Pudge Bros. Pizza (Wallingford)

While some may not think that three restaurants qualify as an in-depth review of pizza delivery for my so-called Delivery Pizza Week, I challenge anyone to eat five pizzas over a six day time period and not get tired of cheese and sauce. I’m sure there are some people here in Seattle who could easily eat pizza every day of the week but dear reader; I’m not one of them. So I decided upon one more restaurant that was within my zone of delivery, Pudge Bros. Pizza. For an overall ranking of all three pizza places; scroll down the page.

New York, New York

I called in for the New York, New York ($10.99/Small [10″], $13.99/Medium [12″], $17.99/Large [14″], $21.99/Xtra-Large [18″]) to keep this tasting simple. With a short list of just four toppings I was reminded of a sausage grinder when I placed my order. In fact, when the pizza arrived, the sausage consisted of sliced link Italian sausage. Mild in pork flavor but juicy and bursting with fennel and spices the meat could easily have stood on its own. The vegetables were julienne thin, retained their crunch and were amply provided. An extra cheesy pie, the thick layer of creamy, mild mozzarella tended to not want to separate from other slices, pulling cheese and toppings away from its neighbors. Sauced liberally, the tomato base tasted of canned tomato paste. Though zesty and slightly spicy it was overly thick and a little off-putting. As for the crust, it suffered from Jekyll & Hyde syndrome. Near the center it was soggy and doughy while out closer to the edge it was lightly crispy with a slightly chewy, pillow-like interior - close to perfect for me. It was just a shame the whole crust couldn’t have had that texture.

New York, New York

New York, New York

So what have I learned during Delivery Pizza Week (Our “Delivery Pizza Week and a Half” if you will)? Here is my breakdown of the three local pizza deliveries I sampled, in recommended order:

1) Pudge Bros. Pizza, Pagliacci Pizza (Tie)
This was a tough one as both places had positives and negatives. Pudge brothers had soggy crust closer to the center of the pie while the “butt-end” had what I consider to be very good crust - crunchy exterior, pillow-y interior and a slight chew to it without my feeling as though I’m chewy bubble gum. The toppings were plentiful and fresh while the sauce tasted canned. The cheese was creamy and slightly sweet as what I’d expect mozzarella to be though it was a tad stringy. Pagliacci’s cheese on the other hand, to me, was a negative. With a splotchy texture and overly nutty flavor it just wasn’t what I think of when I imagine pizza cheese. But on the plus side, the crust was pretty good and I think it could easily stand up against shops like Via Tribunali and Tutta Bella. Likewise the sauce was fresh, a little sweet, a little tart, like I’d expect from restaurant pizza. Between these two I think an individual can find something that they’d enjoy in the way of delivery pizza. In the end, I felt they both came in neck-and-neck.

2) Zeeks Pizza
The pizza from Zeeks has been re-classified in my book as a good stand-by. From pale, meek dough to ho-hum toppings and an expensive price tag, this is a spot that I would call if the delivery times are long for one of the above two.

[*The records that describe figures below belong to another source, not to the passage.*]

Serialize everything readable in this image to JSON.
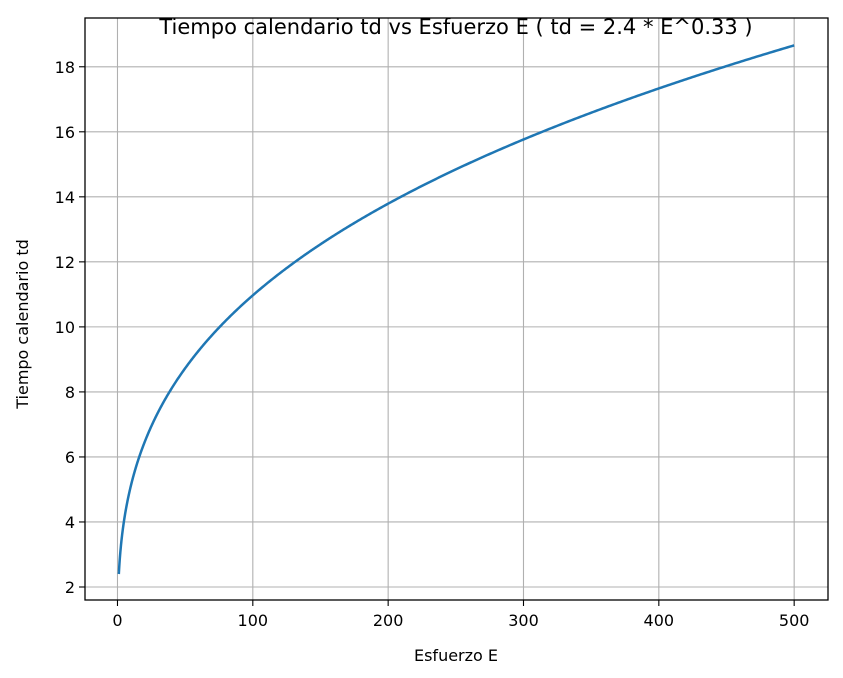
{
  "chart_data": {
    "type": "line",
    "title": "Tiempo calendario td vs Esfuerzo E ( td = 2.4 * E^0.33 )",
    "xlabel": "Esfuerzo E",
    "ylabel": "Tiempo calendario td",
    "formula": {
      "coefficient": 2.4,
      "exponent": 0.33
    },
    "x_range": [
      1,
      500
    ],
    "xlim": [
      -24,
      525
    ],
    "ylim": [
      1.6,
      19.5
    ],
    "xticks": [
      0,
      100,
      200,
      300,
      400,
      500
    ],
    "yticks": [
      2,
      4,
      6,
      8,
      10,
      12,
      14,
      16,
      18
    ],
    "x": [
      1,
      2,
      5,
      10,
      20,
      30,
      50,
      75,
      100,
      150,
      200,
      250,
      300,
      350,
      400,
      450,
      500
    ],
    "y": [
      2.4,
      3.01,
      4.06,
      5.13,
      6.46,
      7.39,
      8.76,
      10.02,
      10.99,
      12.57,
      13.85,
      14.92,
      15.86,
      16.69,
      17.46,
      18.15,
      18.8
    ],
    "grid": true,
    "color": "#1f77b4"
  }
}
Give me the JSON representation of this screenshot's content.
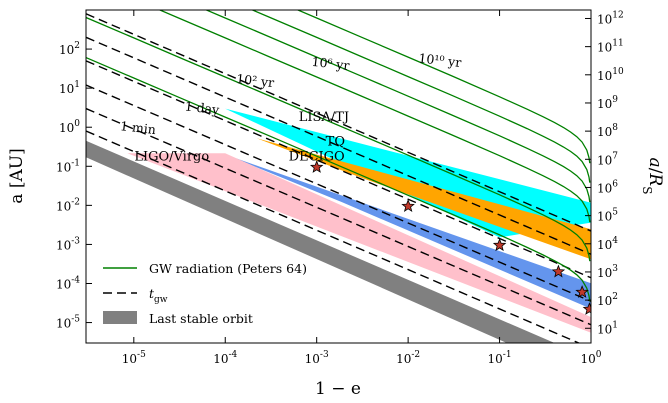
{
  "chart_data": {
    "type": "line",
    "xscale": "log",
    "yscale": "log",
    "xlim": [
      3e-06,
      1
    ],
    "ylim": [
      3e-06,
      1000
    ],
    "y2lim": [
      3,
      2000000000000.0
    ],
    "xlabel": "1 − e",
    "ylabel": "a [AU]",
    "y2label": "a / R_S",
    "x_ticks": [
      {
        "v": 1e-05,
        "b": "10",
        "e": "-5"
      },
      {
        "v": 0.0001,
        "b": "10",
        "e": "-4"
      },
      {
        "v": 0.001,
        "b": "10",
        "e": "-3"
      },
      {
        "v": 0.01,
        "b": "10",
        "e": "-2"
      },
      {
        "v": 0.1,
        "b": "10",
        "e": "-1"
      },
      {
        "v": 1,
        "b": "10",
        "e": "0"
      }
    ],
    "y_ticks": [
      {
        "v": 1e-05,
        "b": "10",
        "e": "-5"
      },
      {
        "v": 0.0001,
        "b": "10",
        "e": "-4"
      },
      {
        "v": 0.001,
        "b": "10",
        "e": "-3"
      },
      {
        "v": 0.01,
        "b": "10",
        "e": "-2"
      },
      {
        "v": 0.1,
        "b": "10",
        "e": "-1"
      },
      {
        "v": 1,
        "b": "10",
        "e": "0"
      },
      {
        "v": 10,
        "b": "10",
        "e": "1"
      },
      {
        "v": 100,
        "b": "10",
        "e": "2"
      }
    ],
    "y2_ticks": [
      {
        "v": 10,
        "b": "10",
        "e": "1"
      },
      {
        "v": 100,
        "b": "10",
        "e": "2"
      },
      {
        "v": 1000,
        "b": "10",
        "e": "3"
      },
      {
        "v": 10000,
        "b": "10",
        "e": "4"
      },
      {
        "v": 100000,
        "b": "10",
        "e": "5"
      },
      {
        "v": 1000000,
        "b": "10",
        "e": "6"
      },
      {
        "v": 10000000,
        "b": "10",
        "e": "7"
      },
      {
        "v": 100000000,
        "b": "10",
        "e": "8"
      },
      {
        "v": 1000000000,
        "b": "10",
        "e": "9"
      },
      {
        "v": 10000000000,
        "b": "10",
        "e": "10"
      },
      {
        "v": 100000000000,
        "b": "10",
        "e": "11"
      },
      {
        "v": 1000000000000,
        "b": "10",
        "e": "12"
      }
    ],
    "regions": [
      {
        "name": "LISA/TJ",
        "color": "#00FFFF",
        "polygon": [
          [
            0.0001,
            3.0
          ],
          [
            1,
            0.0116
          ],
          [
            1,
            0.00363
          ],
          [
            0.1,
            0.00151
          ],
          [
            0.0001,
            3.0
          ]
        ]
      },
      {
        "name": "TQ",
        "color": "#FFA500",
        "polygon": [
          [
            0.00022,
            0.52
          ],
          [
            1,
            0.00245
          ],
          [
            1,
            0.000417
          ],
          [
            0.003,
            0.052
          ],
          [
            0.00022,
            0.52
          ]
        ]
      },
      {
        "name": "DECIGO",
        "color": "#6495ED",
        "polygon": [
          [
            0.0001,
            0.2
          ],
          [
            1,
            0.000102
          ],
          [
            1,
            2.26e-05
          ],
          [
            0.0019,
            0.012
          ],
          [
            0.0001,
            0.2
          ]
        ]
      },
      {
        "name": "LIGO/Virgo",
        "color": "#FFC0CB",
        "polygon": [
          [
            8.5e-06,
            0.215
          ],
          [
            0.0001,
            0.215
          ],
          [
            1,
            1.38e-05
          ],
          [
            1,
            5.5e-06
          ],
          [
            8.5e-06,
            0.215
          ]
        ]
      }
    ],
    "last_stable_orbit": {
      "color": "#808080",
      "upper": [
        [
          3e-06,
          0.45
        ],
        [
          0.4,
          3e-06
        ]
      ],
      "lower": [
        [
          3e-06,
          0.17
        ],
        [
          0.12,
          3e-06
        ]
      ]
    },
    "gw_tracks_x": [
      3e-06,
      1e-05,
      3e-05,
      0.0001,
      0.0003,
      0.001,
      0.003,
      0.01,
      0.03,
      0.1,
      0.2,
      0.3,
      0.4,
      0.5,
      0.6,
      0.7,
      0.8,
      0.9,
      0.95,
      0.97
    ],
    "gw_track_scales": [
      0.00032,
      0.0034,
      0.034,
      0.11,
      0.35,
      1.1
    ],
    "tgw_lines": [
      {
        "label": "",
        "x": [
          3e-06,
          1
        ],
        "y": [
          800,
          0.0022
        ]
      },
      {
        "label": "10¹⁰ yr",
        "x": [
          3e-06,
          1
        ],
        "y": [
          200,
          0.00056
        ]
      },
      {
        "label": "10⁶ yr",
        "x": [
          3e-06,
          1
        ],
        "y": [
          50,
          0.00014
        ]
      },
      {
        "label": "10² yr",
        "x": [
          3e-06,
          1
        ],
        "y": [
          12,
          3.5e-05
        ]
      },
      {
        "label": "1 day",
        "x": [
          3e-06,
          1
        ],
        "y": [
          3,
          8.8e-06
        ]
      },
      {
        "label": "1 min",
        "x": [
          3e-06,
          1
        ],
        "y": [
          0.8,
          2.2e-06
        ]
      }
    ],
    "stars": [
      {
        "x": 0.001,
        "y": 0.095
      },
      {
        "x": 0.01,
        "y": 0.0095
      },
      {
        "x": 0.1,
        "y": 0.00095
      },
      {
        "x": 0.44,
        "y": 0.0002
      },
      {
        "x": 0.8,
        "y": 6e-05
      },
      {
        "x": 0.96,
        "y": 2.2e-05
      }
    ],
    "legend": {
      "placement": "lower-left",
      "entries": [
        {
          "label": "GW radiation (Peters 64)",
          "style": "line",
          "color": "#008000"
        },
        {
          "label": "t",
          "sub": "gw",
          "style": "dashed",
          "color": "#000000"
        },
        {
          "label": "Last stable orbit",
          "style": "patch",
          "color": "#808080"
        }
      ]
    },
    "colors": {
      "gw": "#008000",
      "tgw": "#000000",
      "star_fill": "#C0392B",
      "star_edge": "#000000"
    }
  }
}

There are a lot of options when it comes to pizza delivery in Seattle. From national and local chains to mom and pops, everyone has their favorites that they are loyal to. Hopefully this past week has been helpful in making a decision on where to turn for a pizza, delivered to one’s home, which straddles the line between artisan-style pizzeria and fast food chain. The truest answer to what to order, pizza-wise, is to ask yourself what you are looking for. Is it great, crisp crust, complex sauce or mild, fresh mozzarella? If the answer is that all three need to be perfect, you may need to go to a sit-down restaurant. But if you’ve open to two out of three, and you want the convenience of eating your pie in track pants and a ratty t-shirt, then there are delivery options awaiting you.

2 Comments so far

  1. Kat January 16th, 2007 8:33 pm

    Okay, how did you manage to review three ho-hum chains without recognizing the crown jewel of pizza anywhere north of the University Bridge, and probably beyond? The answer to your problems, my friend, lies within Wallingford Pizza House. The deep dish of the gods lives there. And no, I’m not from Chicago, so I’m not a certified expert. But I AM one of those people, unlike the reviewer, who could eat pizza every day of the week and not get bored. WPH. Run, don’t walk.

  2. Troy June 10th, 2007 10:53 am

    My last stop at Zeek’s revealed that a small wood butcher, after tax but before tip, would be $18. Uh, no. This is not a 16″ small serving 2 or 3 people, nor a 2″ tall Chicago deep dish undertaking; it’s a nice meal for 1 person, maybe with 1 slice left over. $20pp is hard to justify for exceptional pizza, let alone run-of-the-mill good stuff.